Let’s define and explain each component of Launch Velocity:

# of Clients Onboarding

# of Clients Onboarding is equal to all companies that are post-sale and “pre-live”, meaning they are still in-process of configuring, integrating, training, etc.

Further described as a client who is primarily doing anything they must do prior to using your product in an ideal state where their primary value/benefit has started and is expected to continue occurring through daily use. 


ACV is the Average Contract Value of all clients in the onboarding process. Pretty standard.

Launch Rate

Launch Rate is equal to the number of clients launched during that period of time, divided by the number of clients in onboarding during the same period of time.

Clients launched in August / # of Clients onboarding in August

Days to Launch

Days to Launch is the average number of days it took for all clients who launched during the measurement period.
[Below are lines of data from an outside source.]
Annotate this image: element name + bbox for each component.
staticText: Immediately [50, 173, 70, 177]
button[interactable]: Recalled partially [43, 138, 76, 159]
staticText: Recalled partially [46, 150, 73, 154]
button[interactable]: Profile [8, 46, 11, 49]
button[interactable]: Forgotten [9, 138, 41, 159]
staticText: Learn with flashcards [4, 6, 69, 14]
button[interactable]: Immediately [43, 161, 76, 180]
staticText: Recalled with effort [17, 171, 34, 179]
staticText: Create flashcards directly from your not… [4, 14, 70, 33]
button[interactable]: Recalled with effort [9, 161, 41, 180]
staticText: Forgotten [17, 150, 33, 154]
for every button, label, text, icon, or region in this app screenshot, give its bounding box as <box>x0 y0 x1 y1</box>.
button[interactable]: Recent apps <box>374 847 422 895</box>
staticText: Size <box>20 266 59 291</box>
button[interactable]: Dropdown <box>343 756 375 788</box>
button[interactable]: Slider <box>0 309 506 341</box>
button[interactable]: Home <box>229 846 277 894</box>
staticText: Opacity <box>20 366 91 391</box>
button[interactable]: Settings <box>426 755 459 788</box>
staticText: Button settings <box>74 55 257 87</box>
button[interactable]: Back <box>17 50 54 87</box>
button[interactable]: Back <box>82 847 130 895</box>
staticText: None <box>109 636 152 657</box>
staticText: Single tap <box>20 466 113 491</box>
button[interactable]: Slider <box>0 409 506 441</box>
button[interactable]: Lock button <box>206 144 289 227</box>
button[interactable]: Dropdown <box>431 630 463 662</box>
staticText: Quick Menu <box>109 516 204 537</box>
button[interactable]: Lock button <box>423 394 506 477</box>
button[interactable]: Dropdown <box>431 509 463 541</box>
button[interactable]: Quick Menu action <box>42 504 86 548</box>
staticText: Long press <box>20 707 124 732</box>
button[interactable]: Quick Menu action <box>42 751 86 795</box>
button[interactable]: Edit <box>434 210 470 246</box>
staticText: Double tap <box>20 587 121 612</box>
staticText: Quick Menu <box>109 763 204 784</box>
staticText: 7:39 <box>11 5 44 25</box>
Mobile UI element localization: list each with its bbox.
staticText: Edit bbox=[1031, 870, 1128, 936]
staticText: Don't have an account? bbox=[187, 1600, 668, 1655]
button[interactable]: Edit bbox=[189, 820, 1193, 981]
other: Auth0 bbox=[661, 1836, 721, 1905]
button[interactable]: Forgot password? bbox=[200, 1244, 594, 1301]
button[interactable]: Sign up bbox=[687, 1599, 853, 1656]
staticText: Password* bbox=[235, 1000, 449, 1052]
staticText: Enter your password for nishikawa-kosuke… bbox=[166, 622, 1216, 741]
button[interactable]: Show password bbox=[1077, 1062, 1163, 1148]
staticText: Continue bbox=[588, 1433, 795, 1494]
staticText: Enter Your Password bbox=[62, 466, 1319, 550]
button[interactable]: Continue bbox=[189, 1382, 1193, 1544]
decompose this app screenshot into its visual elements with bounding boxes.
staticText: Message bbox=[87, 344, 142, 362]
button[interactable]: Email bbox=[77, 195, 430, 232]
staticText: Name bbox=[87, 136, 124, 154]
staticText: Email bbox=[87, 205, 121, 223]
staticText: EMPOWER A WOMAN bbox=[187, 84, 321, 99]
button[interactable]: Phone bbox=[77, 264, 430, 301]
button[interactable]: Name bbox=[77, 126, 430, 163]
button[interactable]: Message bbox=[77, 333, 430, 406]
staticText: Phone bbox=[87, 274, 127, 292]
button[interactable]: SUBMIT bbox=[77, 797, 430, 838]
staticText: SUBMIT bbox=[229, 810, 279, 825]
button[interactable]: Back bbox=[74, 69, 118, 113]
Not every client in the onboarding phase will launch, so this is not the average time in onboarding, this is only the average time for clients who successfully launched.

Launch Velocity moves in parallel with the improvement of your company’s implementation processes. If your ACV goes down, but lauch rate remains the same, something is wrong with your customer onboarding. If number of clients in onboarding goes down, and days to launch also goes down, your launch velocity will plummet, and you’ll know there is a problem with your customer onboarding.